O brasileiro acertou na mosca: os jornais, que vivem da venda de jornais, fazem o que podem para vender jornais. Certo, talvez esta não seja a contribuição mais útil ou inovadora que Alves já ofereceu à humanidade; talvez a força da sua homilia resida mais na generosidade do gesto do que nos argumentos.
Porque o que Alves parece não entender é que, ao acusar à imprensa de ser um “puta lixo”, está acusando da mesma coisa os consumidores das notícias, ou seja, o grande público torcedor de futebol, graças ao qual o brasileiro e seus amigos no Barcelona ou seus rivais no Real Madrid ganham por hora trabalhada o que a média de seus fãs mundiais ganha em um ano.

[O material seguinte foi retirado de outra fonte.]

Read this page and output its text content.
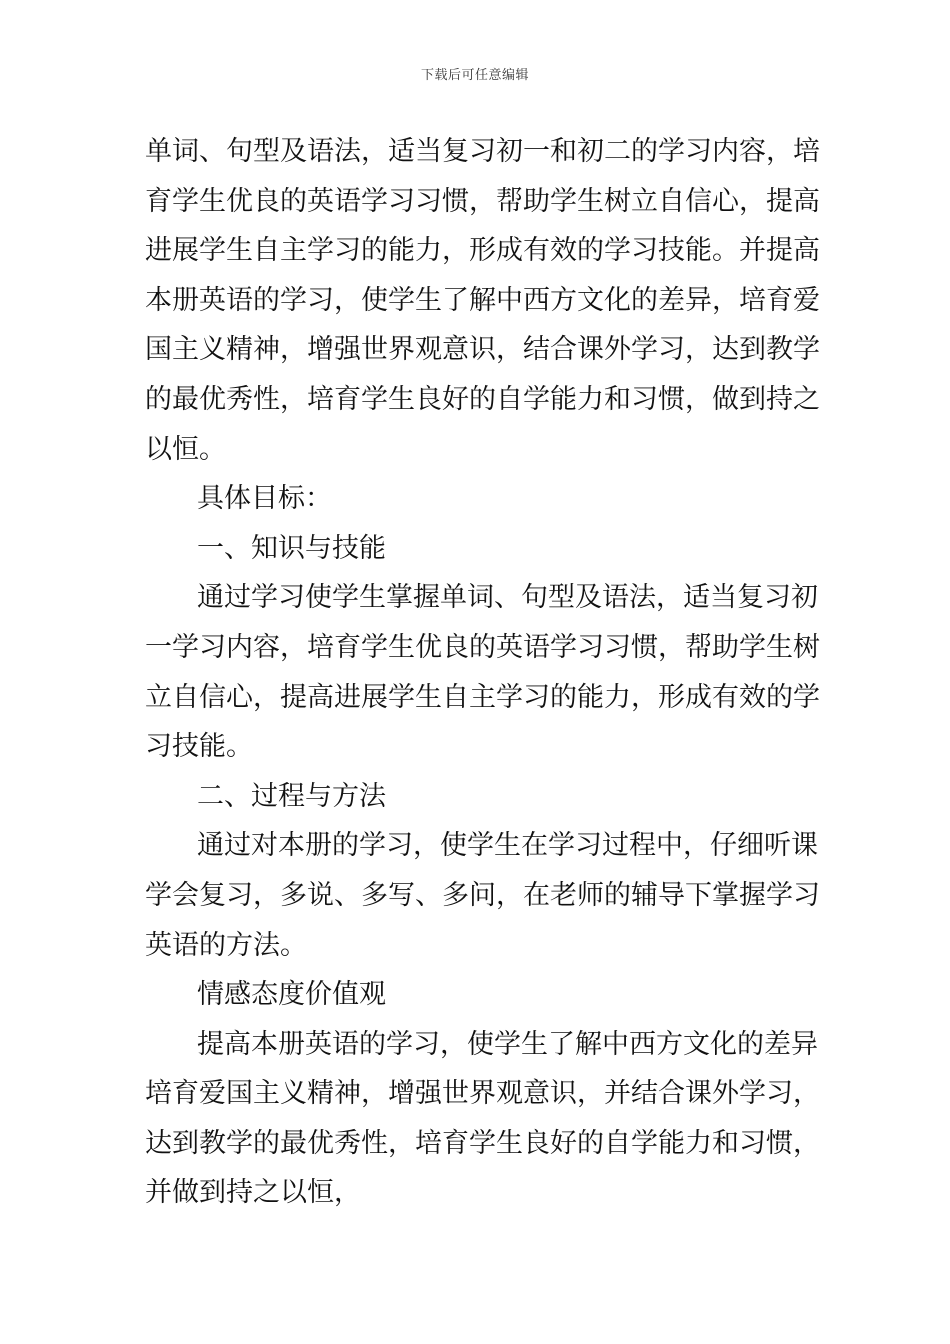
下载后可任意编辑
单词、句型及语法，适当复习初一和初二的学习内容，培
育学生优良的英语学习习惯，帮助学生树立自信心，提高
进展学生自主学习的能力，形成有效的学习技能。并提高
本册英语的学习，使学生了解中西方文化的差异，培育爱
国主义精神，增强世界观意识，结合课外学习，达到教学
的最优秀性，培育学生良好的自学能力和习惯，做到持之
以恒。
具体目标：
一、知识与技能
通过学习使学生掌握单词、句型及语法，适当复习初
一学习内容，培育学生优良的英语学习习惯，帮助学生树
立自信心，提高进展学生自主学习的能力，形成有效的学
习技能。
二、过程与方法
通过对本册的学习，使学生在学习过程中，仔细听课
学会复习，多说、多写、多问，在老师的辅导下掌握学习
英语的方法。
情感态度价值观
提高本册英语的学习，使学生了解中西方文化的差异
培育爱国主义精神，增强世界观意识，并结合课外学习，
达到教学的最优秀性，培育学生良好的自学能力和习惯，
并做到持之以恒，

Supõe-se que o que provocou a indignação de Alves foi o quiproquó desatado pelas notícias sobre o que Luis Suárez, seu colega no Barça, teria dito aos jogadores do Espanyol no túnel dos vestiários, após um jogo da Copa da Espanha na quarta-feira. Segundo o árbitro, o atacante uruguaio cuspiu neles: “Eu os estou esperando, venham cá; vocês são um refugo”.
Além do fato de que um uruguaio furioso jamais usaria essa linguagem (“os estou”, “venham cá”), o que nos sugere que o árbitro não teria prosperado como jornalista, a questão é a seguinte: não relatar o suposto incidente no túnel teria representado um caso abismal de autocensura por parte dos meios de comunicação, já que se tratava de uma notícia de manifesto interesse público. A prova é que ela gerou um grande alvoroço nas redes sociais e, não duvidemos, nos bares e salões onde os torcedores se reúnem para debater as grandes questões do dia.
Desculpem a repetição, mas, se não nos fascinassem tanto os pormenores do que ocorre dentro e fora dos gramados, e se os meios de comunicação não nos alimentassem disso, os Dani Alves deste mundo ganhariam não 10.000 euros por hora, e sim um milésimo disso.
Mas não fiquemos no detalhe. Não sejamos mesquinhos. Não vamos pensar, por exemplo, que Alves, de repente ameaçado na titularidade pelo lateral Aleix Vidal, lançou essa diatribe no Instagram como mensagem ao Real Madrid para que o contratasse. De jeito nenhum. A grandeza da postura reconciliadora de Alves com o Real é algo que todos devemos aplaudir, não só os que ocupam o andar nobre do Bernabéu. Se houvesse mais gente como esse brasileiro, viveríamos em um mundo melhor. Pena, por essa mesma razão, que o Barcelona tenha se distanciado tão rapidamente de suas declarações, emitindo um comunicado segundo o qual o clube “não admite nem compartilha” suas “expressões ofensivas”. Um engano; uma oportunidade perdida por parte da máxima instituição catalã de demonstrar que o Barça ocupa um espaço moral muito acima das instituições políticas da sua terra.
Pena também, já que estamos nisso, que outra venerável instituição, a Associação Espanhola da Imprensa Esportiva, tenha emitido outro comunicado no qual, segundo o jornal ÁS, “rejeita, condena e exige uma retificação pública” de Alves “enquanto estuda ações legais”, pois “tais afirmações são objeto de processo criminal”. Uma lamentável falta de senso de humor, colegas, e outra indicação do que muitas vezes mantivemos nesta coluna: que o esporte nacional da Espanha não é o futebol, muito menos a política, e sim a indignação.